I used to be really important and so did many others like me but now we sit at home on weekends and spend our free time watching Audrey Hepburn movies.

There was a time not long a go when the Translator was called into action. More often than not it was during doctor appointments.

The Translator had one job and one job only...to translate.

When an elderly member of the family had a headache it was the Translator's job to tell the doctor exactly what was wrong with their relative.

I was a translator and so was everyone else I knew. But years have passed and everyone speaks the lingo pretty well now so the Translator's job has been made redundant.

You didn't volunteer to become a translator, you did it and that was that!

When the egg and yoghurt man came to the door you had to explain what the order was.

The kitchen was getting fixed and you had to ensure the workmen did the job right.

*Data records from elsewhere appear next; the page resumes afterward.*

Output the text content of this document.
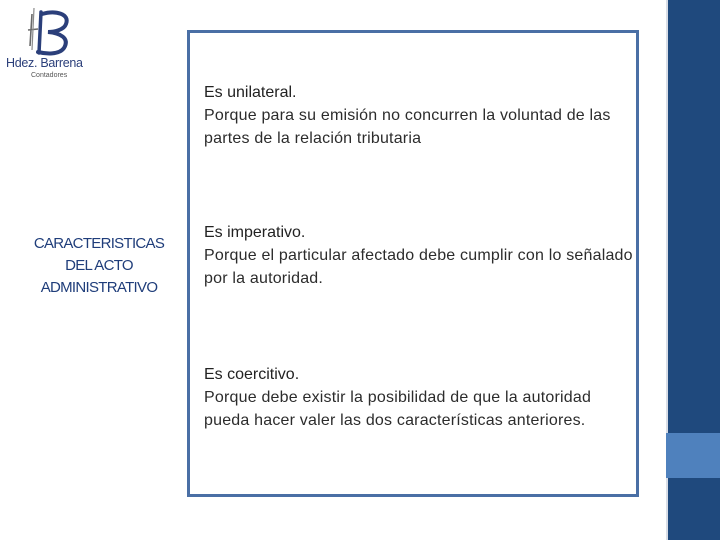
Hdez. Barrena
Contadores
CARACTERISTICAS
DEL ACTO
ADMINISTRATIVO
Es unilateral.
Porque para su emisión no concurren la voluntad de las partes de la relación tributaria
Es imperativo.
Porque el particular afectado debe cumplir con lo señalado por la autoridad.
Es coercitivo.
Porque debe existir la posibilidad de que la autoridad pueda hacer valer las dos características anteriores.
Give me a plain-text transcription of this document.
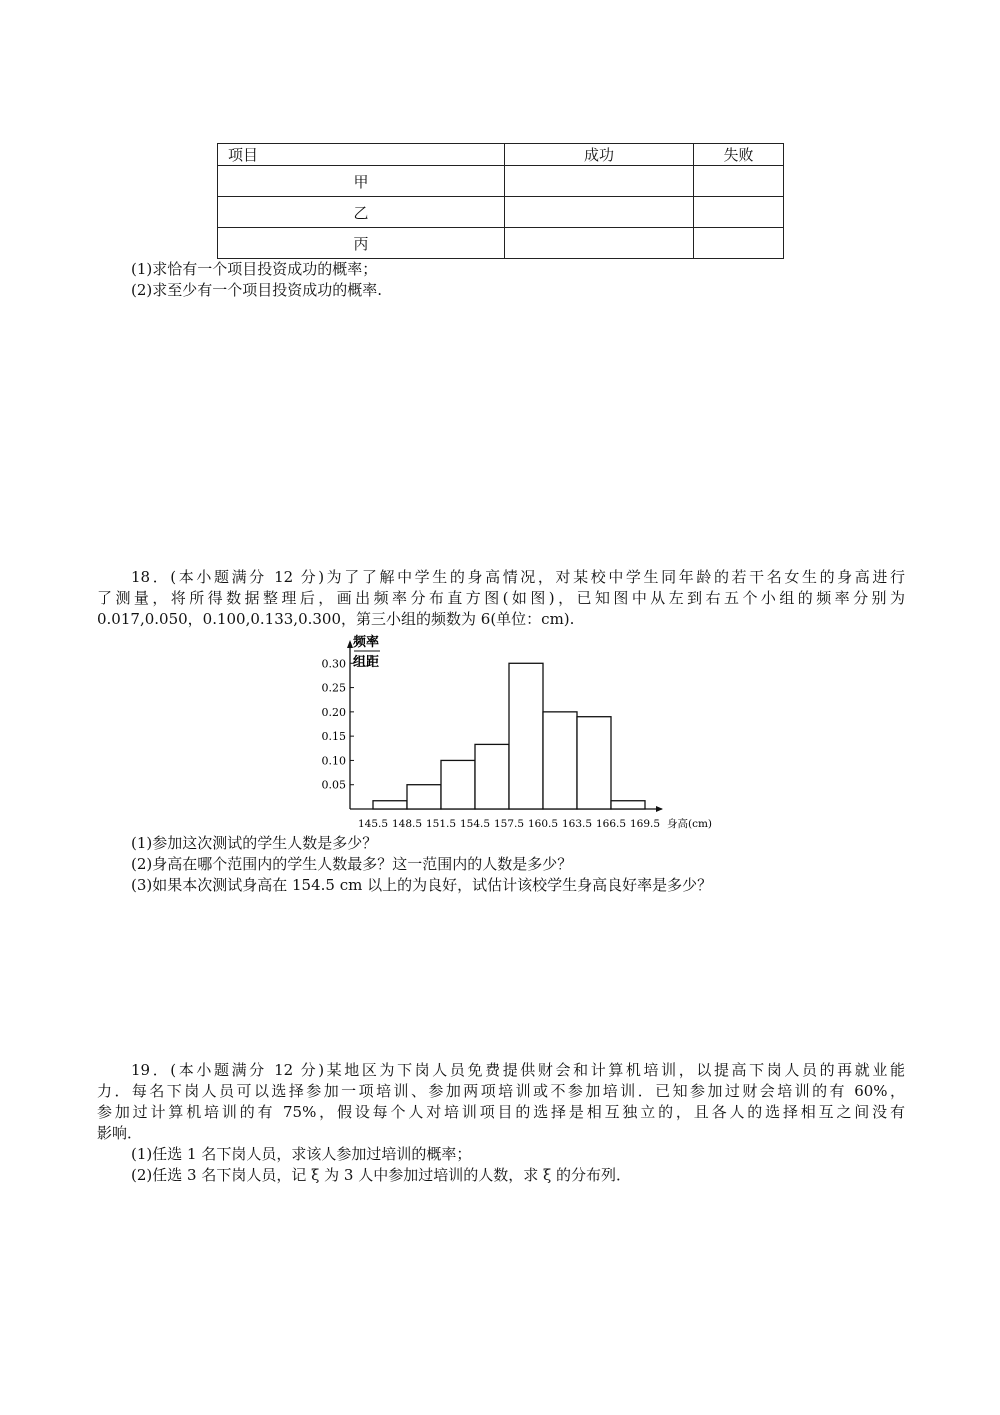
项目	成功	失败
甲		
乙		
丙		
(1)求恰有一个项目投资成功的概率；
(2)求至少有一个项目投资成功的概率.
18．(本小题满分 12 分)为了了解中学生的身高情况，对某校中学生同年龄的若干名女生的身高进行
了测量，将所得数据整理后，画出频率分布直方图(如图)，已知图中从左到右五个小组的频率分别为
0.017,0.050，0.100,0.133,0.300，第三小组的频数为 6(单位：cm).
频率
组距
0.05
0.10
0.15
0.20
0.25
0.30
145.5 148.5 151.5 154.5 157.5 160.5 163.5 166.5 169.5 身高(cm)
(1)参加这次测试的学生人数是多少？
(2)身高在哪个范围内的学生人数最多？这一范围内的人数是多少？
(3)如果本次测试身高在 154.5 cm 以上的为良好，试估计该校学生身高良好率是多少？
19．(本小题满分 12 分)某地区为下岗人员免费提供财会和计算机培训，以提高下岗人员的再就业能
力．每名下岗人员可以选择参加一项培训、参加两项培训或不参加培训．已知参加过财会培训的有 60%，
参加过计算机培训的有 75%，假设每个人对培训项目的选择是相互独立的，且各人的选择相互之间没有
影响．
(1)任选 1 名下岗人员，求该人参加过培训的概率；
(2)任选 3 名下岗人员，记 ξ 为 3 人中参加过培训的人数，求 ξ 的分布列．
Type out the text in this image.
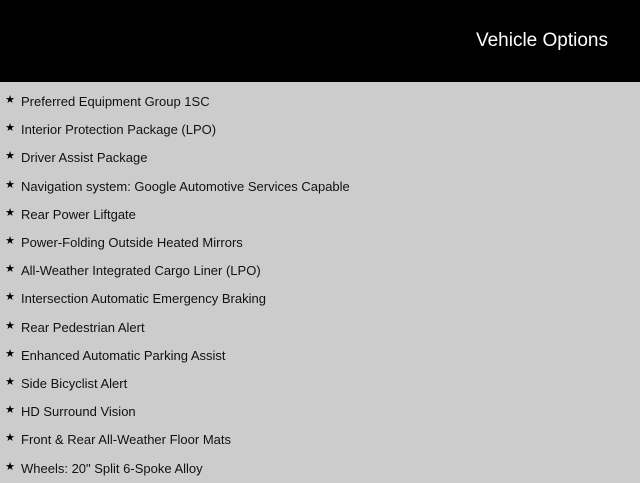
Vehicle Options
★ Preferred Equipment Group 1SC
★ Interior Protection Package (LPO)
★ Driver Assist Package
★ Navigation system: Google Automotive Services Capable
★ Rear Power Liftgate
★ Power-Folding Outside Heated Mirrors
★ All-Weather Integrated Cargo Liner (LPO)
★ Intersection Automatic Emergency Braking
★ Rear Pedestrian Alert
★ Enhanced Automatic Parking Assist
★ Side Bicyclist Alert
★ HD Surround Vision
★ Front & Rear All-Weather Floor Mats
★ Wheels: 20" Split 6-Spoke Alloy
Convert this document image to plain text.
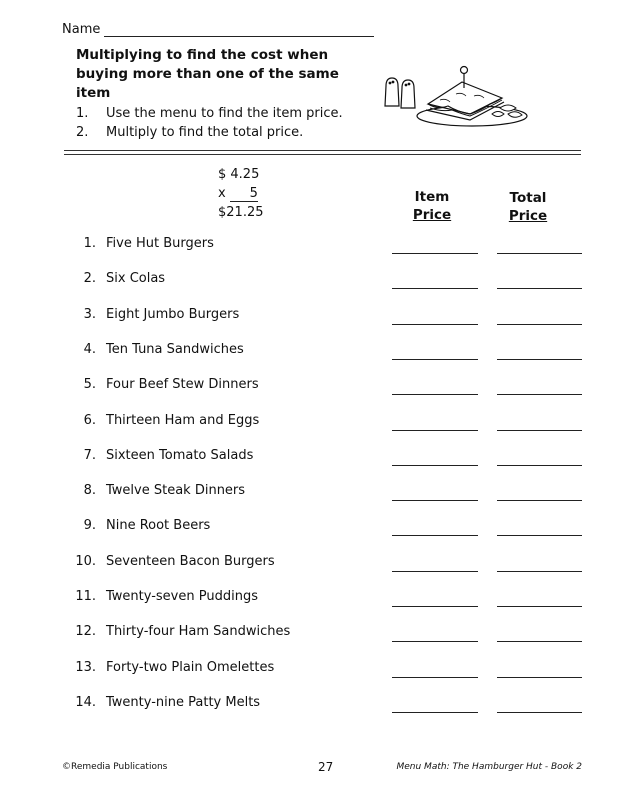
Name
Multiplying to find the cost when
buying more than one of the same item
1. Use the menu to find the item price.
2. Multiply to find the total price.
$ 4.25
x 5
$21.25
Item
Price
Total
Price
1. Five Hut Burgers
2. Six Colas
3. Eight Jumbo Burgers
4. Ten Tuna Sandwiches
5. Four Beef Stew Dinners
6. Thirteen Ham and Eggs
7. Sixteen Tomato Salads
8. Twelve Steak Dinners
9. Nine Root Beers
10. Seventeen Bacon Burgers
11. Twenty-seven Puddings
12. Thirty-four Ham Sandwiches
13. Forty-two Plain Omelettes
14. Twenty-nine Patty Melts
©Remedia Publications	27	Menu Math: The Hamburger Hut - Book 2
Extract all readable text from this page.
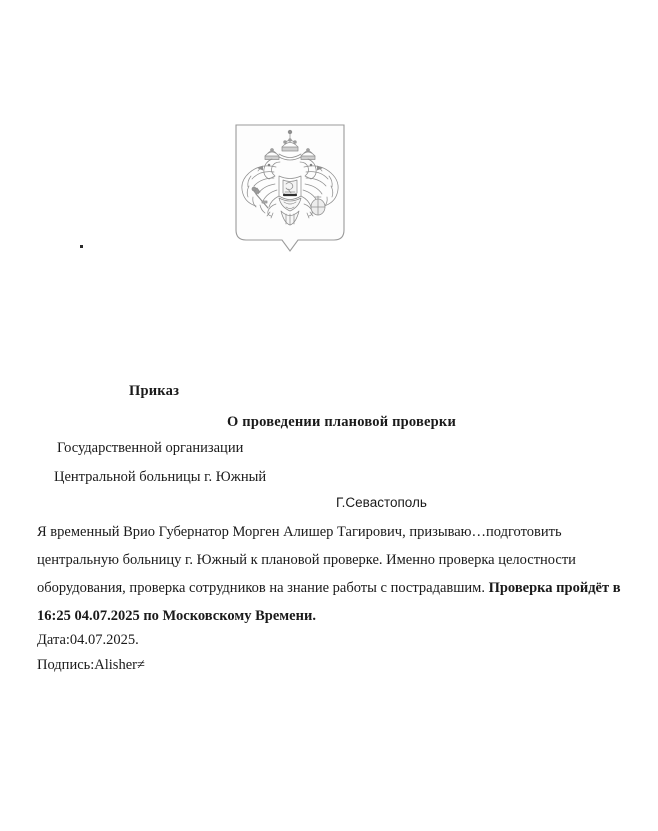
Приказ
О проведении плановой проверки
Государственной организации
Центральной больницы г. Южный
Г.Севастополь
Я временный Врио Губернатор Морген Алишер Тагирович, призываю…подготовить центральную больницу г. Южный к плановой проверке. Именно проверка целостности оборудования, проверка сотрудников на знание работы с пострадавшим. Проверка пройдёт в 16:25 04.07.2025 по Московскому Времени.
Дата:04.07.2025.
Подпись:Alisher≠
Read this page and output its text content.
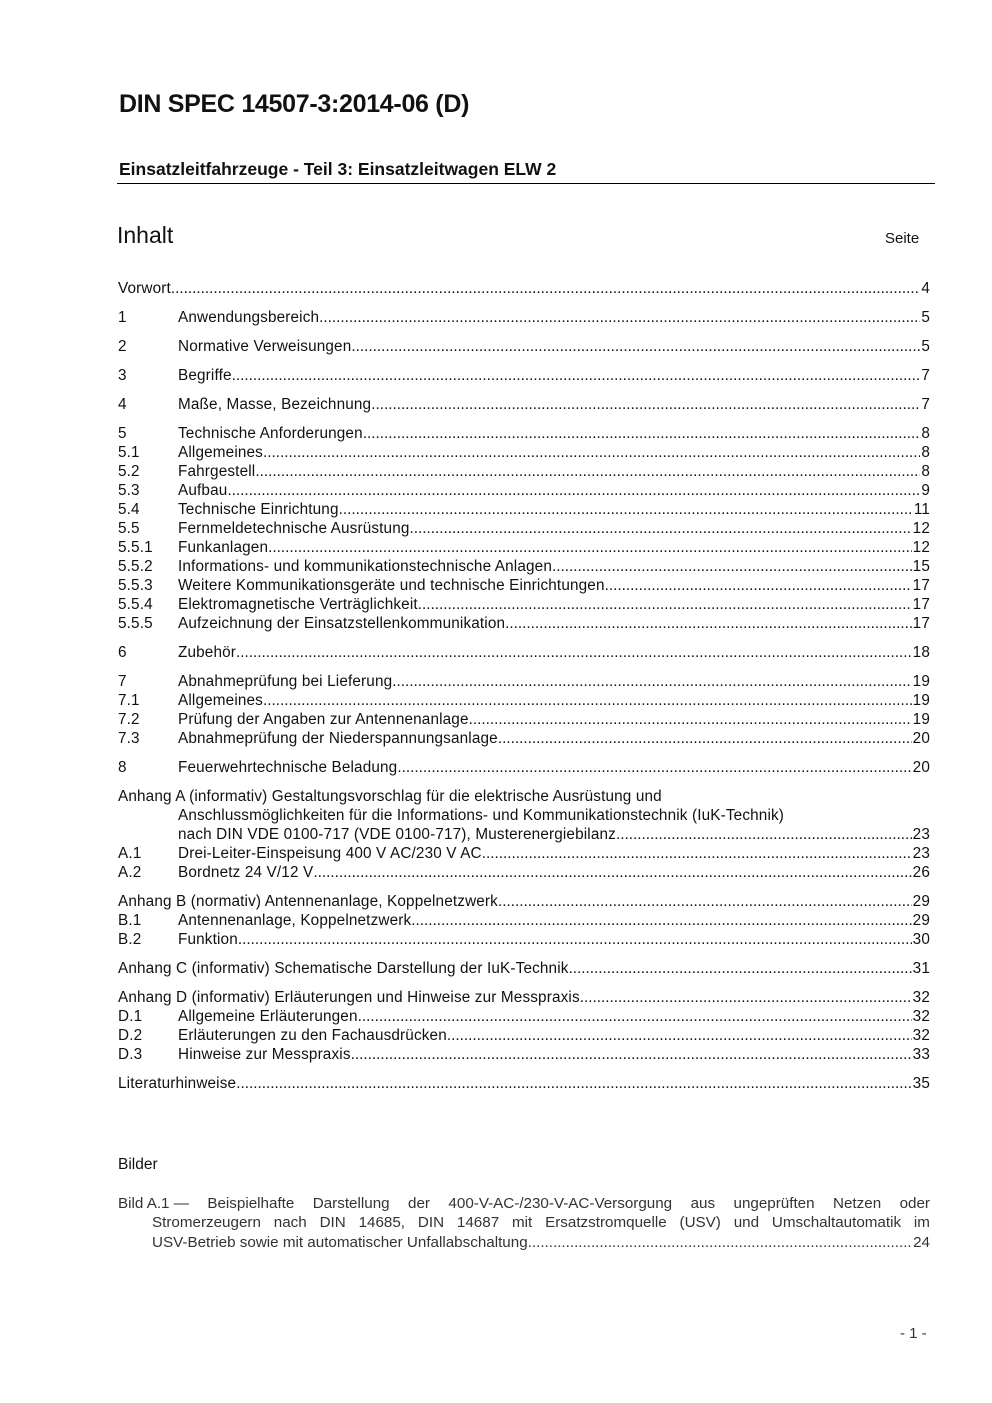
DIN SPEC 14507-3:2014-06 (D)
Einsatzleitfahrzeuge - Teil 3: Einsatzleitwagen ELW 2
Inhalt	Seite
Vorwort .....	4
1	Anwendungsbereich .....	5
2	Normative Verweisungen .....	5
3	Begriffe .....	7
4	Maße, Masse, Bezeichnung .....	7
5	Technische Anforderungen .....	8
5.1	Allgemeines .....	8
5.2	Fahrgestell .....	8
5.3	Aufbau .....	9
5.4	Technische Einrichtung .....	11
5.5	Fernmeldetechnische Ausrüstung .....	12
5.5.1 Funkanlagen .....	12
5.5.2 Informations- und kommunikationstechnische Anlagen .....	15
5.5.3 Weitere Kommunikationsgeräte und technische Einrichtungen .....	17
5.5.4 Elektromagnetische Verträglichkeit .....	17
5.5.5 Aufzeichnung der Einsatzstellenkommunikation .....	17
6	Zubehör .....	18
7	Abnahmeprüfung bei Lieferung .....	19
7.1	Allgemeines .....	19
7.2	Prüfung der Angaben zur Antennenanlage .....	19
7.3	Abnahmeprüfung der Niederspannungsanlage .....	20
8	Feuerwehrtechnische Beladung .....	20
Anhang A (informativ) Gestaltungsvorschlag für die elektrische Ausrüstung und
Anschlussmöglichkeiten für die Informations- und Kommunikationstechnik (IuK-Technik)
nach DIN VDE 0100-717 (VDE 0100-717), Musterenergiebilanz .....	23
A.1 Drei-Leiter-Einspeisung 400 V AC/230 V AC .....	23
A.2 Bordnetz 24 V/12 V .....	26
Anhang B (normativ) Antennenanlage, Koppelnetzwerk .....	29
B.1 Antennenanlage, Koppelnetzwerk .....	29
B.2 Funktion .....	30
Anhang C (informativ) Schematische Darstellung der IuK-Technik .....	31
Anhang D (informativ) Erläuterungen und Hinweise zur Messpraxis .....	32
D.1 Allgemeine Erläuterungen .....	32
D.2 Erläuterungen zu den Fachausdrücken .....	32
D.3 Hinweise zur Messpraxis .....	33
Literaturhinweise .....	35
Bilder
Bild A.1 — Beispielhafte Darstellung der 400-V-AC-/230-V-AC-Versorgung aus ungeprüften Netzen oder
Stromerzeugern nach DIN 14685, DIN 14687 mit Ersatzstromquelle (USV) und Umschaltautomatik im
USV-Betrieb sowie mit automatischer Unfallabschaltung .....	24
- 1 -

When some clothes had to be returned to BHS you had to explain why three buttons were missing.

There will be many people reading this who have had an experience of meeting a Translator.

Please forgive those Translators who decided to go on a power trip.

There have been many tales when confusion led to an almighty argument between several people.

All because the Translator went AWOL and decided to have some fun.

Maybe it was the pressure or the fact that he or she became evil overnight but I personally know of one Translator who revelled in such behaviour.

When the milkman came to collect the money he translated..."Ask him if he wants some tea" to "She thinks the milk you gave us yesterday was off."

At the supermarket he translated..."Ask him where the washing powder is" to "He wants to know if he has to pay for the stuff he's stuffed in his jacket."

And finally, the mother of all translations when at the doctors he translated "I've got a pain in my leg" to "Erm...I don't know to put this but...he thinks he's Elvis."